ReLA: Representation Learning and Aggregation for Job Scheduling with Reinforcement Learning
This work addresses scheduling inefficiencies in manufacturing systems, offering improved schedule quality and speed, though it is incremental as it builds on existing RL methods with novel representation techniques.
The paper tackles job scheduling in manufacturing by proposing ReLA, a reinforcement-learning scheduler that uses representation learning and aggregation, achieving reductions in optimality gaps of 13.0% on non-large instances and 78.6% on large-scale instances compared to state-of-the-art baselines.
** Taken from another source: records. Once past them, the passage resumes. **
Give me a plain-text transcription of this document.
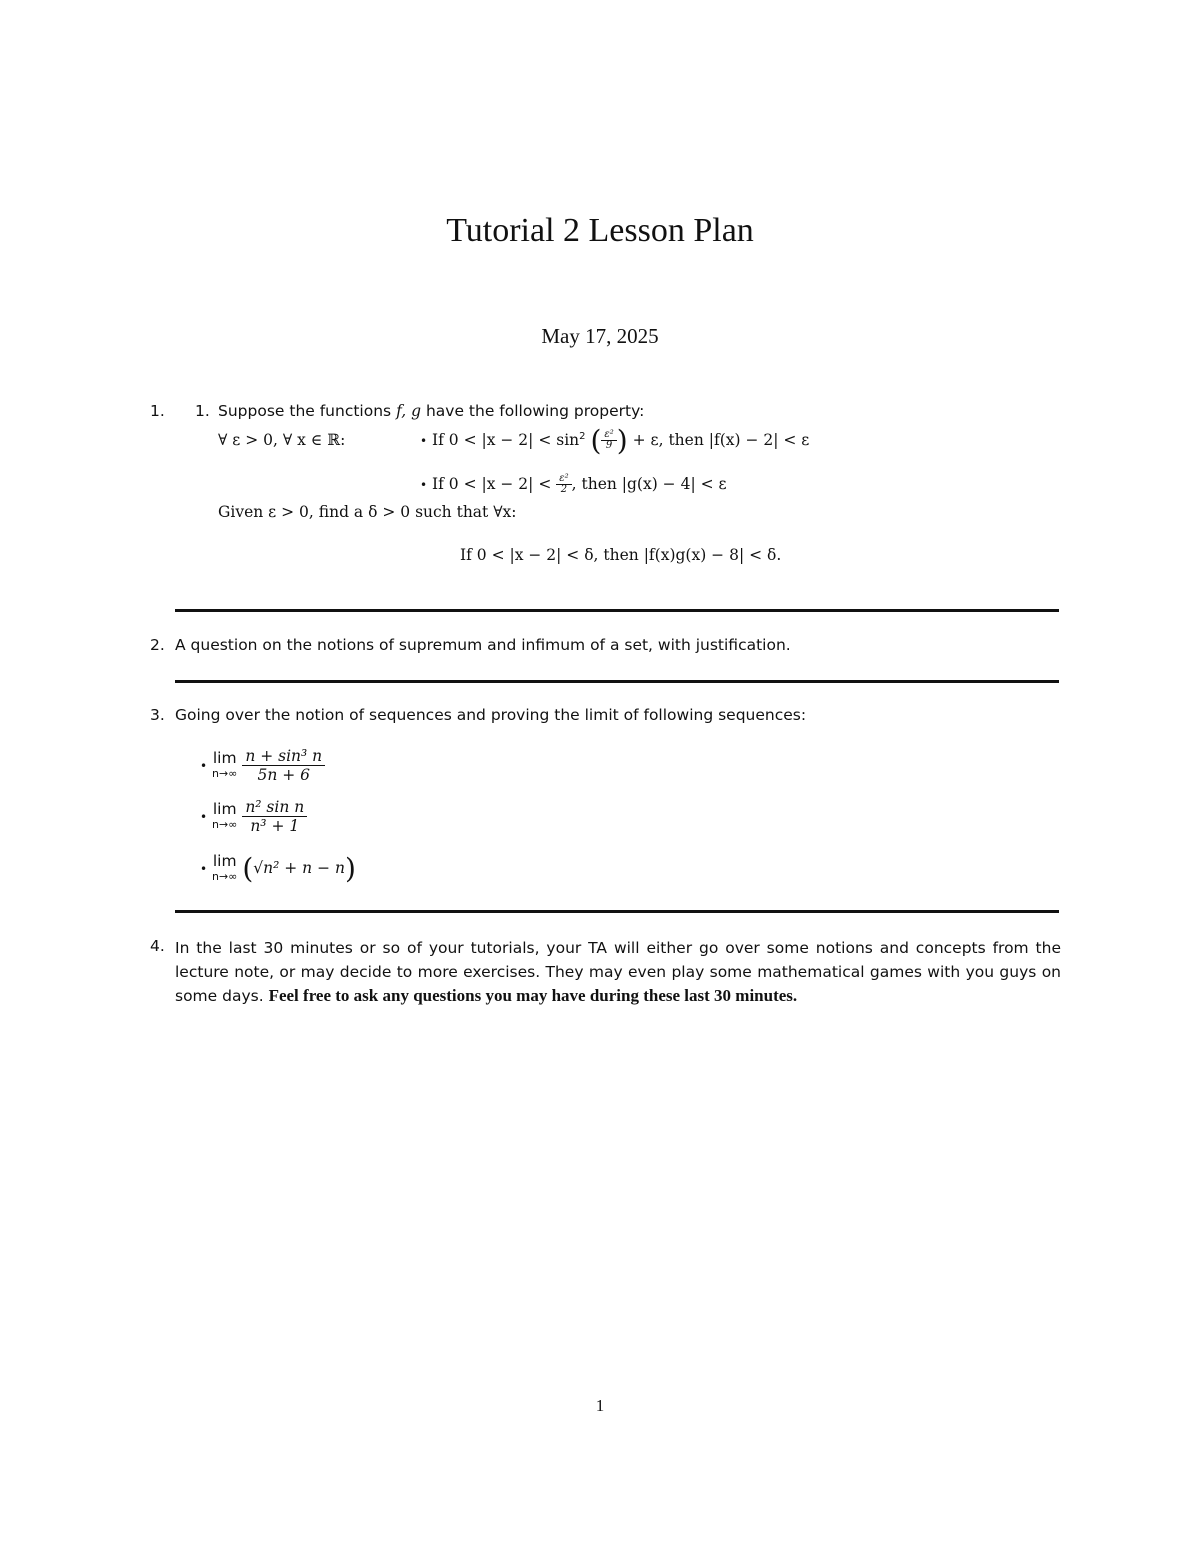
Tutorial 2 Lesson Plan
May 17, 2025
1. 1. Suppose the functions f, g have the following property:
∀ ε > 0, ∀ x ∈ ℝ:	• If $0 < |x - 2| < \sin^2$ ( $\frac{\text{ε²}}{9}$ ) + ε, then |f(x) − 2| < ε
• If $0 < |x - 2| < \frac{\text{ε²}}{2}$ , then |g(x) − 4| < ε
Given ε > 0, find a δ > 0 such that ∀x:
If 0 < |x − 2| < δ, then |f(x)g(x) − 8| < δ.
2. A question on the notions of supremum and infimum of a set, with justification.
3. Going over the notion of sequences and proving the limit of following sequences:
• lim
n→∞
$\frac{\text{n + sin³ n}}{5n + 6}$
• lim
n→∞
$\frac{\text{n² sin n}}{\text{n³ + 1}}$
• lim
n→∞ (√n² + n − n)
4. In the last 30 minutes or so of your tutorials, your TA will either go over some notions and concepts from the lecture note, or may decide to more exercises. They may even play some mathematical games with you guys on some days. Feel free to ask any questions you may have during these last 30 minutes.
1
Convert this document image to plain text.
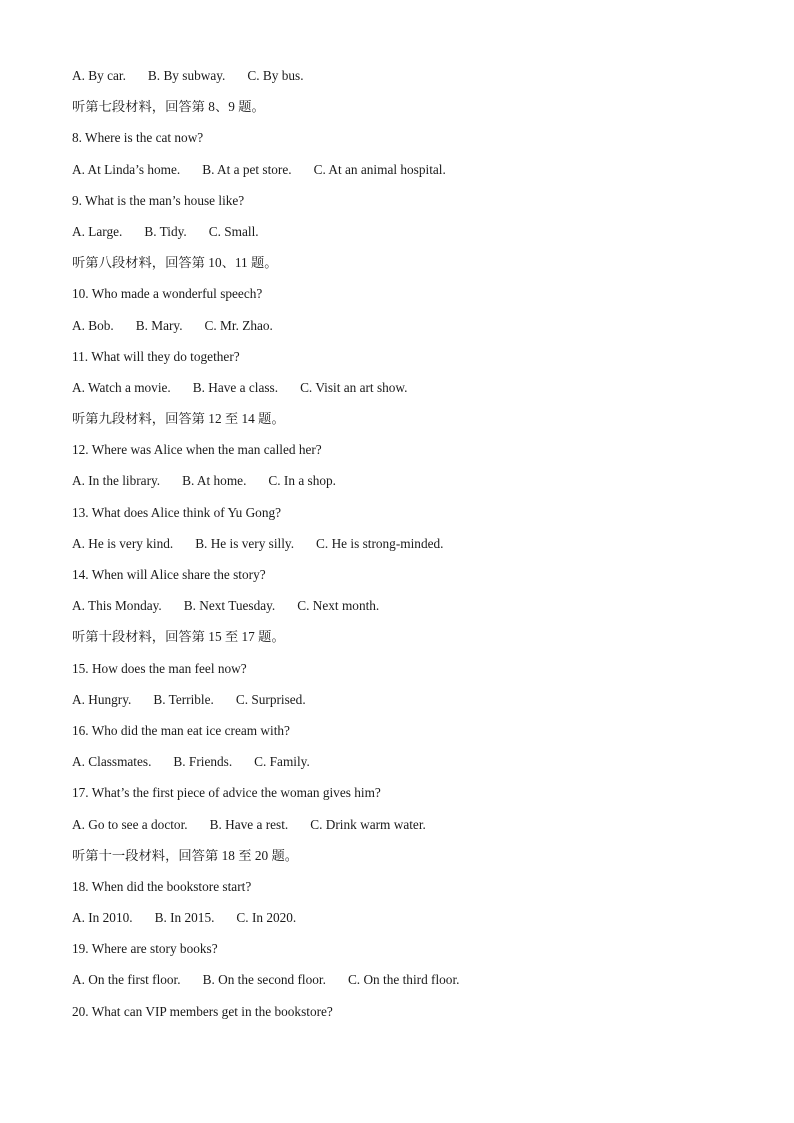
A. By car. B. By subway. C. By bus.
听第七段材料，回答第 8、9 题。
8. Where is the cat now?
A. At Linda’s home. B. At a pet store. C. At an animal hospital.
9. What is the man’s house like?
A. Large. B. Tidy. C. Small.
听第八段材料，回答第 10、11 题。
10. Who made a wonderful speech?
A. Bob. B. Mary. C. Mr. Zhao.
11. What will they do together?
A. Watch a movie. B. Have a class. C. Visit an art show.
听第九段材料，回答第 12 至 14 题。
12. Where was Alice when the man called her?
A. In the library. B. At home. C. In a shop.
13. What does Alice think of Yu Gong?
A. He is very kind. B. He is very silly. C. He is strong-minded.
14. When will Alice share the story?
A. This Monday. B. Next Tuesday. C. Next month.
听第十段材料，回答第 15 至 17 题。
15. How does the man feel now?
A. Hungry. B. Terrible. C. Surprised.
16. Who did the man eat ice cream with?
A. Classmates. B. Friends. C. Family.
17. What’s the first piece of advice the woman gives him?
A. Go to see a doctor. B. Have a rest. C. Drink warm water.
听第十一段材料，回答第 18 至 20 题。
18. When did the bookstore start?
A. In 2010. B. In 2015. C. In 2020.
19. Where are story books?
A. On the first floor. B. On the second floor. C. On the third floor.
20. What can VIP members get in the bookstore?
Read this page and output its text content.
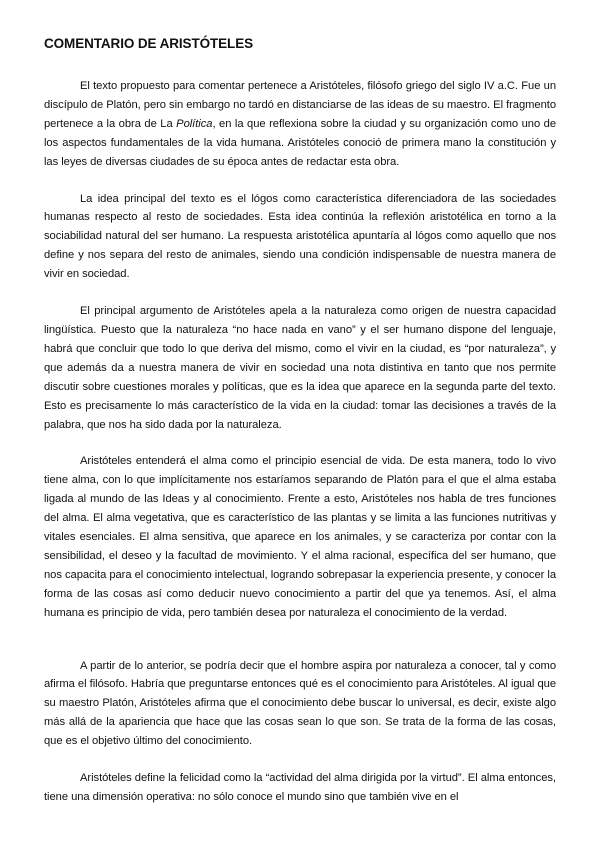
COMENTARIO DE ARISTÓTELES

El texto propuesto para comentar pertenece a Aristóteles, filósofo griego del siglo IV a.C. Fue un discípulo de Platón, pero sin embargo no tardó en distanciarse de las ideas de su maestro. El fragmento pertenece a la obra de La Política, en la que reflexiona sobre la ciudad y su organización como uno de los aspectos fundamentales de la vida humana. Aristóteles conoció de primera mano la constitución y las leyes de diversas ciudades de su época antes de redactar esta obra.

La idea principal del texto es el lógos como característica diferenciadora de las sociedades humanas respecto al resto de sociedades. Esta idea continúa la reflexión aristotélica en torno a la sociabilidad natural del ser humano. La respuesta aristotélica apuntaría al lógos como aquello que nos define y nos separa del resto de animales, siendo una condición indispensable de nuestra manera de vivir en sociedad.

El principal argumento de Aristóteles apela a la naturaleza como origen de nuestra capacidad lingüística. Puesto que la naturaleza “no hace nada en vano” y el ser humano dispone del lenguaje, habrá que concluir que todo lo que deriva del mismo, como el vivir en la ciudad, es “por naturaleza”, y que además da a nuestra manera de vivir en sociedad una nota distintiva en tanto que nos permite discutir sobre cuestiones morales y políticas, que es la idea que aparece en la segunda parte del texto. Esto es precisamente lo más característico de la vida en la ciudad: tomar las decisiones a través de la palabra, que nos ha sido dada por la naturaleza.

Aristóteles entenderá el alma como el principio esencial de vida. De esta manera, todo lo vivo tiene alma, con lo que implícitamente nos estaríamos separando de Platón para el que el alma estaba ligada al mundo de las Ideas y al conocimiento. Frente a esto, Aristóteles nos habla de tres funciones del alma. El alma vegetativa, que es característico de las plantas y se limita a las funciones nutritivas y vitales esenciales. El alma sensitiva, que aparece en los animales, y se caracteriza por contar con la sensibilidad, el deseo y la facultad de movimiento. Y el alma racional, específica del ser humano, que nos capacita para el conocimiento intelectual, logrando sobrepasar la experiencia presente, y conocer la forma de las cosas así como deducir nuevo conocimiento a partir del que ya tenemos. Así, el alma humana es principio de vida, pero también desea por naturaleza el conocimiento de la verdad.

A partir de lo anterior, se podría decir que el hombre aspira por naturaleza a conocer, tal y como afirma el filósofo. Habría que preguntarse entonces qué es el conocimiento para Aristóteles. Al igual que su maestro Platón, Aristóteles afirma que el conocimiento debe buscar lo universal, es decir, existe algo más allá de la apariencia que hace que las cosas sean lo que son. Se trata de la forma de las cosas, que es el objetivo último del conocimiento.

Aristóteles define la felicidad como la “actividad del alma dirigida por la virtud”. El alma entonces, tiene una dimensión operativa: no sólo conoce el mundo sino que también vive en el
Job scheduling is widely used in real-world manufacturing systems to assign ordered job operations to machines under various constraints. Existing solutions remain limited by long running time or insufficient schedule quality, especially when problem scale increases. In this paper, we propose ReLA, a reinforcement-learning (RL) scheduler built on structured representation learning and aggregation. ReLA first learns diverse representations from scheduling entities, including job operations and machines, using two intra-entity learning modules with self-attention and convolution and one inter-entity learning module with cross-attention. These modules are applied in a multi-scale architecture, and their outputs are aggregated to support RL decision-making. Across experiments on small, medium, and large job instances, ReLA achieves the best makespan in most tested settings over the latest solutions. On non-large instances, ReLA reduces the optimality gap of the SOTA baseline by 13.0%, while on large-scale instances it reduces the gap by 78.6%, with the average optimality gaps lowered to 7.3% and 2.1%, respectively. These results confirm that ReLA's learned representations and aggregation provide strong decision support for RL scheduling, and enable fast job completion and decision-making for real-world applications.